This week, the Innovation, Tourism Development and Environment Committee tabled its report into the proposed Waste Reduction and Recycling (Waste Levy) and Other Legislation Amendment Bill 2018. The Bill introduces a waste levy that will commence on 4 March 2019 and be set at $70 per tonne of general waste sent to landfill, increasing to $150 per tonne for Category 1 regulated wastes. It will include 38 local government areas and cover 90% of Queensland’s population. Disappointingly, despite valuable input from stakeholders including industry participants and councils about genuine concerns with aspects of the new Waste Levy design, the Committee recommended that the Bill be passed unchanged.
This new tax will make waste disposal more expensive for all businesses including Queensland’s agricultural sector. QFF has repeatedly raised concerns about the lack of awareness of the impacts this new tax will have on waste generators and businesses, particularly farmers who are unable to pass on the increased operating costs.
QFF has also raised concerns about the likelihood of increased illegal dumping – on both public and private land.
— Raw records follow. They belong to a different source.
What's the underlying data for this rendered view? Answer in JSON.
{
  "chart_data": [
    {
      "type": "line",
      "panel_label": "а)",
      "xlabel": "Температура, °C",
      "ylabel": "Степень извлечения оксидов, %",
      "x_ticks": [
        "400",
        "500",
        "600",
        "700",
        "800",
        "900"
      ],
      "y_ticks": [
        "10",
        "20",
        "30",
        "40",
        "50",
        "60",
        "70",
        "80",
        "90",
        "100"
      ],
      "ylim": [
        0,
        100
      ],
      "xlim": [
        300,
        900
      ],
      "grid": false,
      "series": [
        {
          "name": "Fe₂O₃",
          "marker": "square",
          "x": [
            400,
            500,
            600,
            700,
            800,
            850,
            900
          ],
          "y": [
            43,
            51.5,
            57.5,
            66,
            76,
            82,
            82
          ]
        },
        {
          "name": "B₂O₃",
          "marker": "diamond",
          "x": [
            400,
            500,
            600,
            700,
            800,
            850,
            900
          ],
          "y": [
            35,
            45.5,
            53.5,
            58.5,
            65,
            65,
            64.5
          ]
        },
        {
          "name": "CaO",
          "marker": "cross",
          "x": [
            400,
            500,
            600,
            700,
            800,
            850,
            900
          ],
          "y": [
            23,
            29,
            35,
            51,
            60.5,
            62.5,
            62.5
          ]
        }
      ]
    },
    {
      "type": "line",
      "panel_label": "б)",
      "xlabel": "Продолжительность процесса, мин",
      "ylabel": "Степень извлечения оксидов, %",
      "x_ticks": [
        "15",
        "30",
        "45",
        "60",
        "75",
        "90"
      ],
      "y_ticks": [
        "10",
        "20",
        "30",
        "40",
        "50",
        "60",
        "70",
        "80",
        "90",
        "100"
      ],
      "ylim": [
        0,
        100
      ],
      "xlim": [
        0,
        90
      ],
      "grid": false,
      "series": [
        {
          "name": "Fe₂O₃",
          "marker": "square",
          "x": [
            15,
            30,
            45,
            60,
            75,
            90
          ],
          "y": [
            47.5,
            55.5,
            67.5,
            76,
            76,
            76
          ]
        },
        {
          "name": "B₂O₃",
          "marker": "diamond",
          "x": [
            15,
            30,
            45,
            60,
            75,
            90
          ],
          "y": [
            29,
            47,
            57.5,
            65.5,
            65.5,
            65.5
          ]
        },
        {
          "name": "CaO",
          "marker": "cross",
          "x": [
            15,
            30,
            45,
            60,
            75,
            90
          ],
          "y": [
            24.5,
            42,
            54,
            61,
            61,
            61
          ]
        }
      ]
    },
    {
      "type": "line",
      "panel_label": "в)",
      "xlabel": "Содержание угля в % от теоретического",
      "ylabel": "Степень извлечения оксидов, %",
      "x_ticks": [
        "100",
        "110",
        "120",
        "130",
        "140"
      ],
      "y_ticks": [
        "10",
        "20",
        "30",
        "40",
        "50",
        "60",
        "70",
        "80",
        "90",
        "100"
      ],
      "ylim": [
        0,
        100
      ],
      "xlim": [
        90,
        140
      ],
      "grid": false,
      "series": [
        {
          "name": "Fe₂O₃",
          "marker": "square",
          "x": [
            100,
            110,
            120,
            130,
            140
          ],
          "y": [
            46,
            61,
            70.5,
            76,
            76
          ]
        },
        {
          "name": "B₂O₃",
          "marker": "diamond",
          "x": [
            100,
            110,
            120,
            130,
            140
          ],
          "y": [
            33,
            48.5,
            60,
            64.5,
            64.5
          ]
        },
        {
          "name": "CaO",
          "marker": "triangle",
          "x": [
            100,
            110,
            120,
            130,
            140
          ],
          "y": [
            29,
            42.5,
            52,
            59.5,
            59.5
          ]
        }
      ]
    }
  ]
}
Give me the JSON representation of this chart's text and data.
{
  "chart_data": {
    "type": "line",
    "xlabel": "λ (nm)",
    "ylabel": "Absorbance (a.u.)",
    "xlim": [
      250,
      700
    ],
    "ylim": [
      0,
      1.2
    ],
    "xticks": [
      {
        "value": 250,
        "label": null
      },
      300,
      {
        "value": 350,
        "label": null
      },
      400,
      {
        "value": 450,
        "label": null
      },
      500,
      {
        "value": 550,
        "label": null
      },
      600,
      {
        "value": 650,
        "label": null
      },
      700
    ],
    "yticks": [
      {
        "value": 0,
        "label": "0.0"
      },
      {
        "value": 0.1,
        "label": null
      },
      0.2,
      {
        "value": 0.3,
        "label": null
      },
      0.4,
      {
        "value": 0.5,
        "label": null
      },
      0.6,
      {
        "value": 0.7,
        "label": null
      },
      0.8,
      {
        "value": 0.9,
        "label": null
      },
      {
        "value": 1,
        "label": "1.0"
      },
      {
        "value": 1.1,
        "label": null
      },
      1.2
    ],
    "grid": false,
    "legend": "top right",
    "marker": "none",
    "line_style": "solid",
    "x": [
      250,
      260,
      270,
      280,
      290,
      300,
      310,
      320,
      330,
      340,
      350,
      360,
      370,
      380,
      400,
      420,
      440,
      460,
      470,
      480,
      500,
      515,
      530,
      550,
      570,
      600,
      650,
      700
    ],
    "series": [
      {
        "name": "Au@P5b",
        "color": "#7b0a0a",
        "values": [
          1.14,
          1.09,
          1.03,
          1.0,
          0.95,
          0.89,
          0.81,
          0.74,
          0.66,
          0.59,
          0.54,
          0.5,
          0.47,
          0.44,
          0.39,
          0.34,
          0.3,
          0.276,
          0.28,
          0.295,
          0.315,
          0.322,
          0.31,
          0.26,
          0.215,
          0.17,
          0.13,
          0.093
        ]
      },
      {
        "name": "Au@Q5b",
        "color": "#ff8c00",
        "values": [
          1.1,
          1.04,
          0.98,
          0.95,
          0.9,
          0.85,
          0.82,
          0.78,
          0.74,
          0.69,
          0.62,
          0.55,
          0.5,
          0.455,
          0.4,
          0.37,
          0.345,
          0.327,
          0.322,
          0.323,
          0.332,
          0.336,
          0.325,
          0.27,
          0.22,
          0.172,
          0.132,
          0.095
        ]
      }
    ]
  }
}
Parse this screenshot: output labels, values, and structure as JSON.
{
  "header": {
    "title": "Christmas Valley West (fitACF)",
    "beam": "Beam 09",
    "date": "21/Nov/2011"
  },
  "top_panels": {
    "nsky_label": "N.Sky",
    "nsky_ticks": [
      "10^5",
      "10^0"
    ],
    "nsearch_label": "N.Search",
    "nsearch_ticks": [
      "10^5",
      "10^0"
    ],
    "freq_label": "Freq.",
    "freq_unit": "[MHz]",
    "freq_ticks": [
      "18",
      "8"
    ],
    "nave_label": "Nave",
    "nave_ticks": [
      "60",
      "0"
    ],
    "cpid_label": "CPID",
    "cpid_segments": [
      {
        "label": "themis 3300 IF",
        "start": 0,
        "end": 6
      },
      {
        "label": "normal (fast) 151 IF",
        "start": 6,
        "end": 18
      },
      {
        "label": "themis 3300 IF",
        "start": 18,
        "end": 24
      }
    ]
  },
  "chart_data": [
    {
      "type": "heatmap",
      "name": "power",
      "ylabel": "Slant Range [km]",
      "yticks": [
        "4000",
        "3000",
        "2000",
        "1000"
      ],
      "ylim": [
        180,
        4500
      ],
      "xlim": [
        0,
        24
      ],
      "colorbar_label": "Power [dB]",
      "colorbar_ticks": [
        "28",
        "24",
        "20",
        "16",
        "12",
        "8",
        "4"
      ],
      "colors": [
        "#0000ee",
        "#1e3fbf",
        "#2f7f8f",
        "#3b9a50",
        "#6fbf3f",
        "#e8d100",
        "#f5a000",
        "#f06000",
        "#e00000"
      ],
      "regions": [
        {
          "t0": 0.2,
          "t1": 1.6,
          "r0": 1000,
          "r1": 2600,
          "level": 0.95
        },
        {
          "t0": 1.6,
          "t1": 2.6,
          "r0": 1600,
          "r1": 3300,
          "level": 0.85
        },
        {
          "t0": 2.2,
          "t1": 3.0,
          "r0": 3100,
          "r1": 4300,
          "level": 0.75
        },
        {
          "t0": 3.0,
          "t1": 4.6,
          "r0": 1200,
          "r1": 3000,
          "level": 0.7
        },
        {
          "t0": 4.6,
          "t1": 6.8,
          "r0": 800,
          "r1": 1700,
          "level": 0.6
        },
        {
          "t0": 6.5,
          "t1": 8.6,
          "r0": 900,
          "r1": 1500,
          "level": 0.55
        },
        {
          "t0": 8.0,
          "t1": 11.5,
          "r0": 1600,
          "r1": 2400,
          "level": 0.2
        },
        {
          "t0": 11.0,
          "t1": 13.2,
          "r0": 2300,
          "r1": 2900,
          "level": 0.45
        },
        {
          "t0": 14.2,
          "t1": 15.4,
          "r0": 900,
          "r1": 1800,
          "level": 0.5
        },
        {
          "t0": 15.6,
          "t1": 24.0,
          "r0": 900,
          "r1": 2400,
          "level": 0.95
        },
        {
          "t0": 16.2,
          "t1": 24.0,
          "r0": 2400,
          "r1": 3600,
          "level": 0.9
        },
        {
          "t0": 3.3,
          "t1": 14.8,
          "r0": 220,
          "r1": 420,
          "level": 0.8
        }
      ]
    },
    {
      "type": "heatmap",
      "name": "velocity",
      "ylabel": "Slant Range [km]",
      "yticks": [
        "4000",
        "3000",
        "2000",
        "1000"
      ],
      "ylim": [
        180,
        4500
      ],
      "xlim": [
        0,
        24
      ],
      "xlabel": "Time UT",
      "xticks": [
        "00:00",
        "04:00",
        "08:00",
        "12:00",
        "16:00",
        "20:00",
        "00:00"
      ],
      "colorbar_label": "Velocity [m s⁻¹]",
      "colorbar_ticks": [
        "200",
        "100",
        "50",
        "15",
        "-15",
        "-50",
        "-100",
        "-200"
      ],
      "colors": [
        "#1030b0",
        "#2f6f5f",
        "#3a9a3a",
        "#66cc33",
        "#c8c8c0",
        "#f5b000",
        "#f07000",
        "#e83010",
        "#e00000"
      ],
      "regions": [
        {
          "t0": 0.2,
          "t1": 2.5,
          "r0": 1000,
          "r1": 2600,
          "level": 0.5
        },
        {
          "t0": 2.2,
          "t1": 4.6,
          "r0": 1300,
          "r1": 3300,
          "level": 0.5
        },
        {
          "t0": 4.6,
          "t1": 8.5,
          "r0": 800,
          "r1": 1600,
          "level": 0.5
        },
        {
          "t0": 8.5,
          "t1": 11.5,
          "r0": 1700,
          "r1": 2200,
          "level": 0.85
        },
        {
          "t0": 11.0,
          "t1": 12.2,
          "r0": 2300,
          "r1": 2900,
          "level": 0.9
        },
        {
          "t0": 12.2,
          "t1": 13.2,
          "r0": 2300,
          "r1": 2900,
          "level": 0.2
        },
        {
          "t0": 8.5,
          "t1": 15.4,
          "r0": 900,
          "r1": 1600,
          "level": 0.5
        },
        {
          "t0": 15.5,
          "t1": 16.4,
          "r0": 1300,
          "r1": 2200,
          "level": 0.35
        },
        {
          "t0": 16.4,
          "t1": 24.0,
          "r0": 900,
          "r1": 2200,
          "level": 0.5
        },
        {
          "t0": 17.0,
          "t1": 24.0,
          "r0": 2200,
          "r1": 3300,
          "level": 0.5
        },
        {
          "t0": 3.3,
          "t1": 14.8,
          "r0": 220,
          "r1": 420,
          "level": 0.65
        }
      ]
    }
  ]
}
Farmland provides opportunities for unscrupulous operators to avoid landfill fees and the levy by illegally dumping waste, leaving the landowner to not only to pay for the clean-up costs but the levy as well in the prescribed local government areas. Yet these impacts have not been properly addressed or costed by decision-makers.
While the Department of Environment and Science and the Committee supported QFF’s position on higher penalties for illegal dumping offences, the provisions in the Bill do not go far enough and are meaningless where the polluter cannot be identified. The Bill still falls short in some critical areas for farmers, and QFF calls on government to implement a strengthened policy and an enforced regulatory framework to ensure that landowners are not the victims of illegally dumped waste; and where illegal dumping does occur, they do not bear the levy costs.